"You poisoned me with a book once. I should not forgive that. Harry, promise me that you will never lend that book to anyone. It does harm."
"My dear boy, you are really beginning to moralize. You will soon be going about like the converted, and the revivalist, warning people against all the sins of which you have grown tired. You are much too delightful to do that…As for being poisoned by a book, there is no such thing as that. Art has no influence upon action. It annihilates the desire to act. It is superbly sterile. The books that the world calls immoral are books that show the world its own shame."
– Oscar Wilde
The Picture of Dorian Gray, Chapter 19. At this point in the story Dorian is troubled by his conscience and has vowed to live a better life. Thinking back over his past twenty years, he challenges Lord Henry, blaming him for corrupting him with a book.

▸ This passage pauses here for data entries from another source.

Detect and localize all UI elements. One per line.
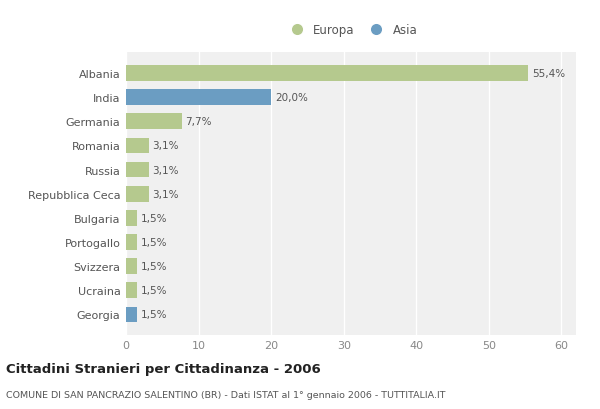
Bar (126, 259, 137, 274)
Text: Cittadini Stranieri per Cittadinanza - 2006: Cittadini Stranieri per Cittadinanza - 2… (6, 362, 321, 375)
Bar (126, 114, 182, 130)
Text: 1,5%: 1,5% (140, 285, 167, 296)
Text: 1,5%: 1,5% (140, 262, 167, 272)
Bar (126, 211, 137, 226)
Text: 3,1%: 3,1% (152, 165, 179, 175)
Text: 7,7%: 7,7% (185, 117, 212, 127)
Text: 1,5%: 1,5% (140, 238, 167, 247)
Bar (126, 283, 137, 299)
Bar (126, 90, 271, 106)
Text: 3,1%: 3,1% (152, 141, 179, 151)
Legend: Europa, Asia: Europa, Asia (280, 20, 422, 42)
Text: 3,1%: 3,1% (152, 189, 179, 199)
Bar (126, 307, 137, 323)
Text: 1,5%: 1,5% (140, 213, 167, 223)
Bar (126, 162, 149, 178)
Text: COMUNE DI SAN PANCRAZIO SALENTINO (BR) - Dati ISTAT al 1° gennaio 2006 - TUTTITA: COMUNE DI SAN PANCRAZIO SALENTINO (BR) -… (6, 390, 445, 399)
Text: 1,5%: 1,5% (140, 310, 167, 320)
Bar (126, 66, 528, 82)
Bar (126, 235, 137, 250)
Bar (126, 138, 149, 154)
Text: 20,0%: 20,0% (275, 93, 308, 103)
Text: 55,4%: 55,4% (532, 69, 565, 79)
Bar (126, 187, 149, 202)
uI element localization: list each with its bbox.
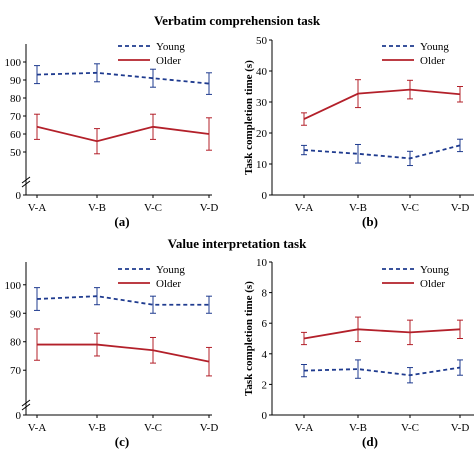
legend-label-a: Older <box>156 55 181 67</box>
y-tick-label-b: 0 <box>262 190 268 202</box>
y-tick-label-c: 80 <box>10 337 22 349</box>
x-tick-label-a: V-D <box>200 202 219 214</box>
axis-break-mark-a <box>21 180 31 188</box>
axis-break-mark-a <box>21 176 31 184</box>
series-line-c-young <box>36 295 209 306</box>
x-tick-label-c: V-D <box>200 422 219 434</box>
x-tick-label-b: V-B <box>349 202 367 214</box>
y-tick-label-d: 6 <box>262 318 268 330</box>
section-title-value: Value interpretation task <box>167 236 307 251</box>
x-tick-label-a: V-C <box>144 202 162 214</box>
legend-label-d: Young <box>420 264 449 276</box>
y-tick-label-a: 100 <box>5 57 22 69</box>
panel-label-b: (b) <box>362 214 378 229</box>
axis-break-mark-c <box>21 399 31 407</box>
y-tick-label-b: 20 <box>256 128 268 140</box>
panel-label-c: (c) <box>115 434 129 449</box>
series-line-a-young <box>36 71 210 85</box>
x-tick-label-d: V-D <box>451 422 470 434</box>
y-tick-label-b: 10 <box>256 159 268 171</box>
y-tick-label-b: 30 <box>256 97 268 109</box>
panel-label-a: (a) <box>114 214 129 229</box>
y-tick-label-d: 2 <box>262 379 268 391</box>
x-tick-label-a: V-B <box>88 202 106 214</box>
y-tick-label-a: 0 <box>16 190 22 202</box>
y-tick-label-a: 50 <box>10 147 22 159</box>
series-line-d-older <box>303 328 461 340</box>
x-tick-label-c: V-A <box>28 422 47 434</box>
series-line-b-older <box>303 88 461 120</box>
x-tick-label-b: V-A <box>295 202 314 214</box>
y-tick-label-a: 80 <box>10 93 22 105</box>
legend-label-c: Young <box>156 264 185 276</box>
legend-label-b: Young <box>420 41 449 53</box>
y-tick-label-c: 100 <box>5 280 22 292</box>
y-tick-label-a: 90 <box>10 75 22 87</box>
x-tick-label-a: V-A <box>28 202 47 214</box>
series-line-a-older <box>36 125 210 143</box>
section-title-verbatim: Verbatim comprehension task <box>153 13 321 28</box>
y-tick-label-d: 10 <box>256 257 268 269</box>
y-tick-label-b: 50 <box>256 35 268 47</box>
series-line-b-young <box>303 144 461 160</box>
x-tick-label-c: V-B <box>88 422 106 434</box>
y-axis-label-d: Task completion time (s) <box>243 281 255 396</box>
y-tick-label-d: 4 <box>262 349 268 361</box>
y-tick-label-d: 0 <box>262 410 268 422</box>
legend-label-c: Older <box>156 278 181 290</box>
y-tick-label-c: 70 <box>10 365 22 377</box>
legend-label-d: Older <box>420 278 445 290</box>
panel-label-d: (d) <box>362 434 378 449</box>
x-tick-label-b: V-D <box>451 202 470 214</box>
x-tick-label-c: V-C <box>144 422 162 434</box>
axis-break-mark-c <box>21 403 31 411</box>
x-tick-label-b: V-C <box>401 202 419 214</box>
y-tick-label-a: 60 <box>10 129 22 141</box>
series-line-c-older <box>37 343 210 363</box>
x-tick-label-d: V-C <box>401 422 419 434</box>
y-tick-label-d: 8 <box>262 288 268 300</box>
y-tick-label-c: 0 <box>16 410 22 422</box>
legend-label-a: Young <box>156 41 185 53</box>
x-tick-label-d: V-B <box>349 422 367 434</box>
y-tick-label-b: 40 <box>256 66 268 78</box>
series-line-d-young <box>303 366 461 377</box>
y-axis-label-b: Task completion time (s) <box>243 60 255 175</box>
y-tick-label-c: 90 <box>10 308 22 320</box>
x-tick-label-d: V-A <box>295 422 314 434</box>
legend-label-b: Older <box>420 55 445 67</box>
y-tick-label-a: 70 <box>10 111 22 123</box>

This is a reference to the infamous "yellow book" that Henry gifted to him. It is believed to be Joris-Karl Huysman’s novel À Rebours ("Against Nature"). The story follows a 19th century Parisian man who seeks "all the passions and modes of thought that belonged to every century except his own." Dorian is seduced by the young man’s search for pleasure and when first he read the story saw his own life in it: "the whole book seemed to him to contain the story of his own life, written before he had lived it." Henry is a committed hedonist and naturally doesn’t accept Dorian’s accusation. He believes that art doesn’t influence action and is neither moral nor immoral. A book that is called immoral merely holds a mirror up to the world’s shame.